The flow cell is characterized by its depth perpendicular to the optical axis, as shown in the second diagram on right. In order to keep the particles in focus, the flow depth is restricted so that the particles remain in a plane of best focus perpendicular to the optical axis. This is similar in concept to the effect of the microscope slide plus cover slip in a static imaging system. Since depth of field decreases exponentially with increasing magnification, the depth of the flow cell must be narrowed significantly with higher magnifications.

The major drawback to dynamic image acquisition is that the flow cell depth must be limited as described above. This means that, in general, particles larger in size than the flow cell depth can not be allowed in the sample being processed, because they will probably clog the system. So the sample will typically have to be filtered to remove particles larger than the flow cell depth prior to being evaluated.
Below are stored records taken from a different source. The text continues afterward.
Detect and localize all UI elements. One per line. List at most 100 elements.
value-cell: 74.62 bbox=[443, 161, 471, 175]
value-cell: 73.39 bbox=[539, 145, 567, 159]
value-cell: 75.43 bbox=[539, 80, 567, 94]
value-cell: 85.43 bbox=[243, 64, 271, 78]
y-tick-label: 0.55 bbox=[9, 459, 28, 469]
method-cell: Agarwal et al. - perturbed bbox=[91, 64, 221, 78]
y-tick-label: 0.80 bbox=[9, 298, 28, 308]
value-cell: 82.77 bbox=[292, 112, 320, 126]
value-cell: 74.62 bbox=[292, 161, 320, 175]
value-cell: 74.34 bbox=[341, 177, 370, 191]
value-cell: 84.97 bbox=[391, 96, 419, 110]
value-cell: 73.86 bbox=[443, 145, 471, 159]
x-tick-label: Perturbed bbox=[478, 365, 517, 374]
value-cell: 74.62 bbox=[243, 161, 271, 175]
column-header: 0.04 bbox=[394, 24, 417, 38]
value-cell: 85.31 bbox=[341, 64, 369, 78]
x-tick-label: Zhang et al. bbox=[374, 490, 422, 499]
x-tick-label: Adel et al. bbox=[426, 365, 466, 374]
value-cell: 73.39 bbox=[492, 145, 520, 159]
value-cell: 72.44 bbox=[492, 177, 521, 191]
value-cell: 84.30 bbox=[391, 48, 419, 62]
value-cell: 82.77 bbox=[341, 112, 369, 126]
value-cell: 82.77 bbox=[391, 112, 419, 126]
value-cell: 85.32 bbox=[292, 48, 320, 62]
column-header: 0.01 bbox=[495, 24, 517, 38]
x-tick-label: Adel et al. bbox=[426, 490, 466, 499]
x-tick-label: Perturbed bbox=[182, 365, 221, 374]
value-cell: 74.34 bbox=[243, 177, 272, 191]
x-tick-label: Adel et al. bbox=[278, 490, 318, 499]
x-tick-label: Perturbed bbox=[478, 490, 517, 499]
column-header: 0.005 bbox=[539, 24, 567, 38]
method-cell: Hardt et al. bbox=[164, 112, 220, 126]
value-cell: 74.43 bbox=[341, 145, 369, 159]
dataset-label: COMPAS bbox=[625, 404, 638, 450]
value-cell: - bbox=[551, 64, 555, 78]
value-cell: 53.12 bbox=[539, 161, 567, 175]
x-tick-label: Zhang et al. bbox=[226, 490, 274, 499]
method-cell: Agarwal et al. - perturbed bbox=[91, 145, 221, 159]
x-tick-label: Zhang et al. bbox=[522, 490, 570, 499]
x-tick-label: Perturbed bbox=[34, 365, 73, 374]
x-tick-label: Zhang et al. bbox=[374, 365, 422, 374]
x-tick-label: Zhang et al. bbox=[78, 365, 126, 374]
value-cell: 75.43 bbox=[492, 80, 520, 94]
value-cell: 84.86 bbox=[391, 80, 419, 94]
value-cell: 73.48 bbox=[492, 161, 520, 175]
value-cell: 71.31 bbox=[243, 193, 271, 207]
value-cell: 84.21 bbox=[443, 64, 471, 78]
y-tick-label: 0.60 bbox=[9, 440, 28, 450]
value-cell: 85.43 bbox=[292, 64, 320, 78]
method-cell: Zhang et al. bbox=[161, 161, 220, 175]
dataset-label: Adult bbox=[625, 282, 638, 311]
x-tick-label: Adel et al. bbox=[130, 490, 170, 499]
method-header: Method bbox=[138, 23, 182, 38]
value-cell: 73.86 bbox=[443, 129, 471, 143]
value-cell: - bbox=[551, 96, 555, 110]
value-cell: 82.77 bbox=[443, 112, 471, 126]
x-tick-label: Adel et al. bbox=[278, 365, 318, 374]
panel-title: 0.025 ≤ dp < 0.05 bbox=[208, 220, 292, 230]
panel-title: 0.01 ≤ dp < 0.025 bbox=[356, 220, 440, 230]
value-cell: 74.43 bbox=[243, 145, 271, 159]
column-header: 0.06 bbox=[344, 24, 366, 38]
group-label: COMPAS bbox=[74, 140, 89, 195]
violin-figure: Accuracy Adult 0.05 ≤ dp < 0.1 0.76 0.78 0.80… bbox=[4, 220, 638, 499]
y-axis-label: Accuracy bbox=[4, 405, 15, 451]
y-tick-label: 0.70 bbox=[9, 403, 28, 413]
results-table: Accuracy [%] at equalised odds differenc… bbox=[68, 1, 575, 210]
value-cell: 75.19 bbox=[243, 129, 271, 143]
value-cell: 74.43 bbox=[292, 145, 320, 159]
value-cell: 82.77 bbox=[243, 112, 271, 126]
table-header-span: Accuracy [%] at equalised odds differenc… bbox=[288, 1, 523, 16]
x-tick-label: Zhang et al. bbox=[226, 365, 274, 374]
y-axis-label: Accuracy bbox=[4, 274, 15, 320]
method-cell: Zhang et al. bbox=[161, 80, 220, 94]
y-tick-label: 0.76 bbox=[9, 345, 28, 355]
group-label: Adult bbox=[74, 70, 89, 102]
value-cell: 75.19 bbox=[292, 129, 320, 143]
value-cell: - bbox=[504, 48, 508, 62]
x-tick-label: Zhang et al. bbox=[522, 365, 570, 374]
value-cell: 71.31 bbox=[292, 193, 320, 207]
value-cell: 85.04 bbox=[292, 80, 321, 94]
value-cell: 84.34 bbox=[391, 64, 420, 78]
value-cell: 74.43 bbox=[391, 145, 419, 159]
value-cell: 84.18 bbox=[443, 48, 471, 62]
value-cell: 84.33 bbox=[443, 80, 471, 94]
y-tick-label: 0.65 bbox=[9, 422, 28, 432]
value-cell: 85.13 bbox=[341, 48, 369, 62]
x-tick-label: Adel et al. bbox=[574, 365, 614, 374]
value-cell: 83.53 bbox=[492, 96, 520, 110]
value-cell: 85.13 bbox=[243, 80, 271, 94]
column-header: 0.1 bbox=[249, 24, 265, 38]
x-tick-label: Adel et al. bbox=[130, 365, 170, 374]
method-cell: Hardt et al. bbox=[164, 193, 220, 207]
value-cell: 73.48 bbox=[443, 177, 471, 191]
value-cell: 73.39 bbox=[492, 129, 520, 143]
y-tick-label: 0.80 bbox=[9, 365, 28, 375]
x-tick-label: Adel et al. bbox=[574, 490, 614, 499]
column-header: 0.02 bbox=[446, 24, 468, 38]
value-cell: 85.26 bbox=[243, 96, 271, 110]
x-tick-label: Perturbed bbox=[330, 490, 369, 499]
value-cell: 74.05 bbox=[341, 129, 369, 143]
If it is desired to look at a very wide range of particle size, this may mean that the sample would have to be fractionated into smaller size range components, and run with different magnification/flow cell combinations.

The major advantage to dynamic image acquisition is that it enables acquiring and measuring particles at significantly higher speed, typically on the order of 10,000 particles/minute or greater. This means that statistically significant populations can be analyzed in far shorter time periods than previously possible with manual microscopy or even static imaging particle analysis. In this sense, dynamic imaging particle analysis systems combine the speed typical of particle counters with the discriminatory capabilities of microscopy.

Dynamic imaging particle analysis is used in aquatic microorganism research to analyze phytoplankton, zooplankton, and other aquatic microorganisms ranging from 2 um to 5 mm in size. Dynamic imaging particle analysis is also biopharmaceutical research to characterize and analyze particles ranging from 300 nm to 5mm in size.

===Micro-flow imaging===
Micro-flow imaging (MFI) is a particle analysis technique that uses flow microscopy to quantify particles contained in a solution based on size. This technique is used in the biopharmaceutical industry to characterize subvisible particles from approximately 1 μm to >50 μm.